Monday, February 26, 2007

I Much Prefer Oscar the Grouch

I have to admit, I don't watch the entire Oscar ceremony. Call me a snob, but I really don't care to watch a bunch of people I've never heard of thank their mother for making them such an incredible costume designer or cinematographer or drug dealer to the stars.

And because the Oscars hate people like me who just flip it on during commercials of other shows, I only catch the crappy awards. Not the good ones. Or I catch the endless montages that makes me think that Hollywood will not rest until every single frame of every single movie has been shown to the world.

I also find the award shows particularly painful to watch, because self-obsessed stars can't even be bothered to clap until their own name has been clapped. Or if you're like Nicole Kidman, and you're not nominated, you don't clap. Ever. Is she afraid of breaking a bone if she breaks into a golf clap? What is that icy bitch's problem?

And then there's nipple-gate of 2007. I'm probably going to blow this out of proportion, because, you see, Sweetie Pie and I were still smoking during the Janet Jackson nipple-freeing episode. Thinking the half-time show would be boring, we stepped outside and missed the entire thing. It wasn't until I got in my car the next day to go to work that I found out we'd missed what might be the defining moment of our generation.
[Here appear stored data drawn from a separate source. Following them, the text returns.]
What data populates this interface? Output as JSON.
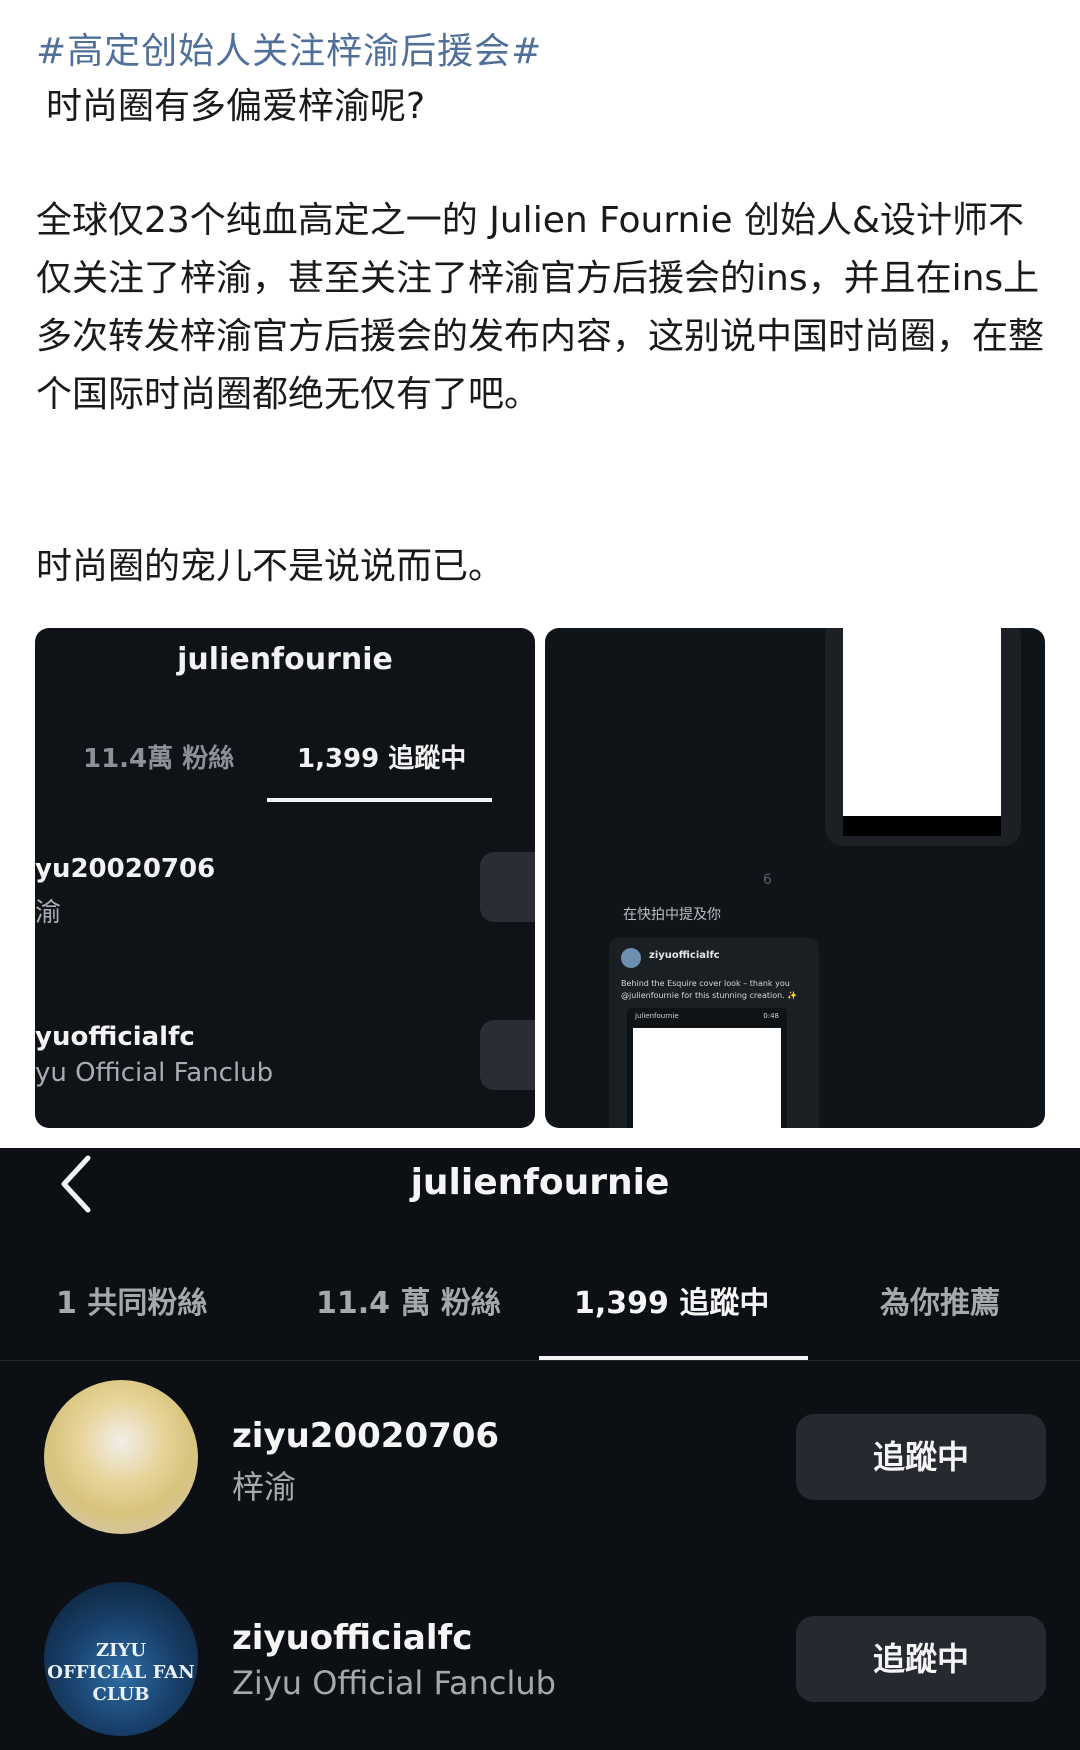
{
  "post": {
    "hashtag": "#高定创始人关注梓渝后援会#",
    "question": "时尚圈有多偏爱梓渝呢?",
    "paragraph1": "全球仅23个纯血高定之一的 Julien Fournie 创始人&设计师不仅关注了梓渝，甚至关注了梓渝官方后援会的ins，并且在ins上多次转发梓渝官方后援会的发布内容，这别说中国时尚圈，在整个国际时尚圈都绝无仅有了吧。",
    "paragraph2": "时尚圈的宠儿不是说说而已。"
  },
  "screenshot_left": {
    "title": "julienfournie",
    "tab_followers": "11.4萬 粉絲",
    "tab_following": "1,399 追蹤中",
    "user1": "yu20020706",
    "user1_sub": "渝",
    "user2": "yuofficialfc",
    "user2_sub": "yu Official Fanclub"
  },
  "screenshot_right": {
    "number": "6",
    "mention_text": "在快拍中提及你",
    "card_handle": "ziyuofficialfc",
    "card_caption": "Behind the Esquire cover look – thank you @julienfournie for this stunning creation. ✨",
    "inner_handle": "julienfournie",
    "inner_time": "0:48"
  },
  "instagram": {
    "title": "julienfournie",
    "tabs": [
      {
        "label": "1 共同粉絲"
      },
      {
        "label": "11.4 萬 粉絲"
      },
      {
        "label": "1,399 追蹤中"
      },
      {
        "label": "為你推薦"
      }
    ],
    "active_tab": "1,399 追蹤中",
    "following": [
      {
        "username": "ziyu20020706",
        "name": "梓渝",
        "button": "追蹤中"
      },
      {
        "username": "ziyuofficialfc",
        "name": "Ziyu Official Fanclub",
        "button": "追蹤中",
        "avatar_text": "ZIYU OFFICIAL FAN CLUB"
      }
    ]
  }
}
So now, I've got to hype up the new nipple incident. And I'm talking about Gwyneth Paltrow. First, there was her hair. Don't get me started on that. Unless she's been growing it for locks of love, there's no reason for it to be so long she has to pull it out of the toilet every time she takes a dump. And is her right shoulder broken? Because why does every strand of hair need to rest on the left one.
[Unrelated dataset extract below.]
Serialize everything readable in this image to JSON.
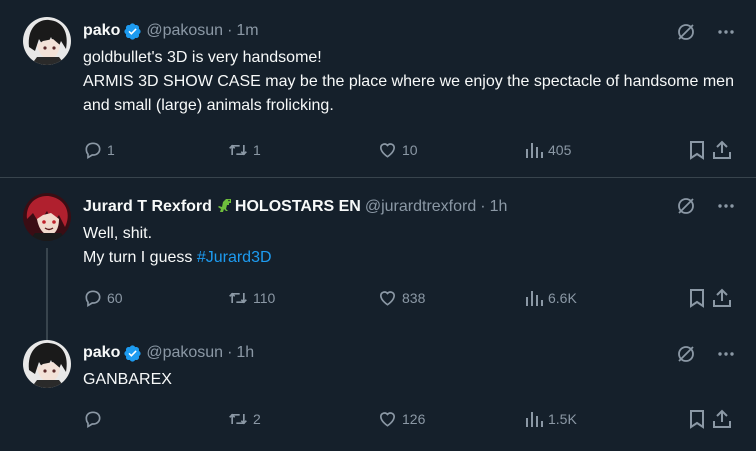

But what gets me is that you're a mom of two and you come out on a brightly-lit stage in front of one billion people in a dress that is see-through at the boobie level.

Now don't get me wrong, I am not one of those uptight "boobies are gross unless I'm touching them" hypocrites.

I sunbathe topless in France. I'm completely for breastfeeding in public.

What I don't understand is the "look at me! I'm wearing a dress and you can see my boobies!" look. Especially when you're famous. And pictures are being taken of you. And your kids will see those pictures some day. And they may not want to see their Mommy's boobies. I'm just saying.

On a completely different note, I find that when Little Man greatly irritates me, that I tend to fall into Work Catwoman.

By that I mean that each of us has different personalities. Like there's Party Catwoman who drinks too much and used to flirt with weird men, only to bail out of there when they got creepy. Then there's Home Catwoman, who likes to do domestic things like organize her recipes and create the Family Recipe Collection that should be totally saved in case of fire, because my freaking Easy Mexican Dip recipe is to die for. Then there's Work Catwoman, who's sometimes serious and uses words like "perspective" and "at the end of the day." And then there's Mom Catwoman, who cracks up and believes playing hide and seek with a toddler for four hours is the best way to spend a Saturday afternoon.

When Little Man gets very irritating or whiny, I find that I'll sometimes fall into Work Catwoman. This is when I say things to Little Man like "I'm really not liking your attitude right now." or "Do you really believe that whining is the best course of action?" or "Your strategy for getting an extra cookie is quite flawed."

I guess it's better than screaming, but it is quite odd.




Emma in Canada said...

I totally missed the nipples, as I spent 2 hours on the phone gossiping about regular folks, something I would never do on a Sunday night that is showing Amazing Race, Cold Case and Desperate Housewives. The show was pretty boring anyway, except that I did enjoy Ellen.

And you are right, it is way better than yelling. Which is what I do.

Julie said...

I'm with Emma - I totally missed Gwenny's nips. We watched Amazing Race and only flipped at commercials. The best part that we did catch was Will Smith's little boy presenting - he was a doll - and flibbed his lines which make proud papa Will crack up.

Beccy said...

I totally missed them but then they're on in the middle of the night here. I just hear the next day who won the main awards.

I like your strategy. I flip between calm, patient mum to going bananas, screeching mum.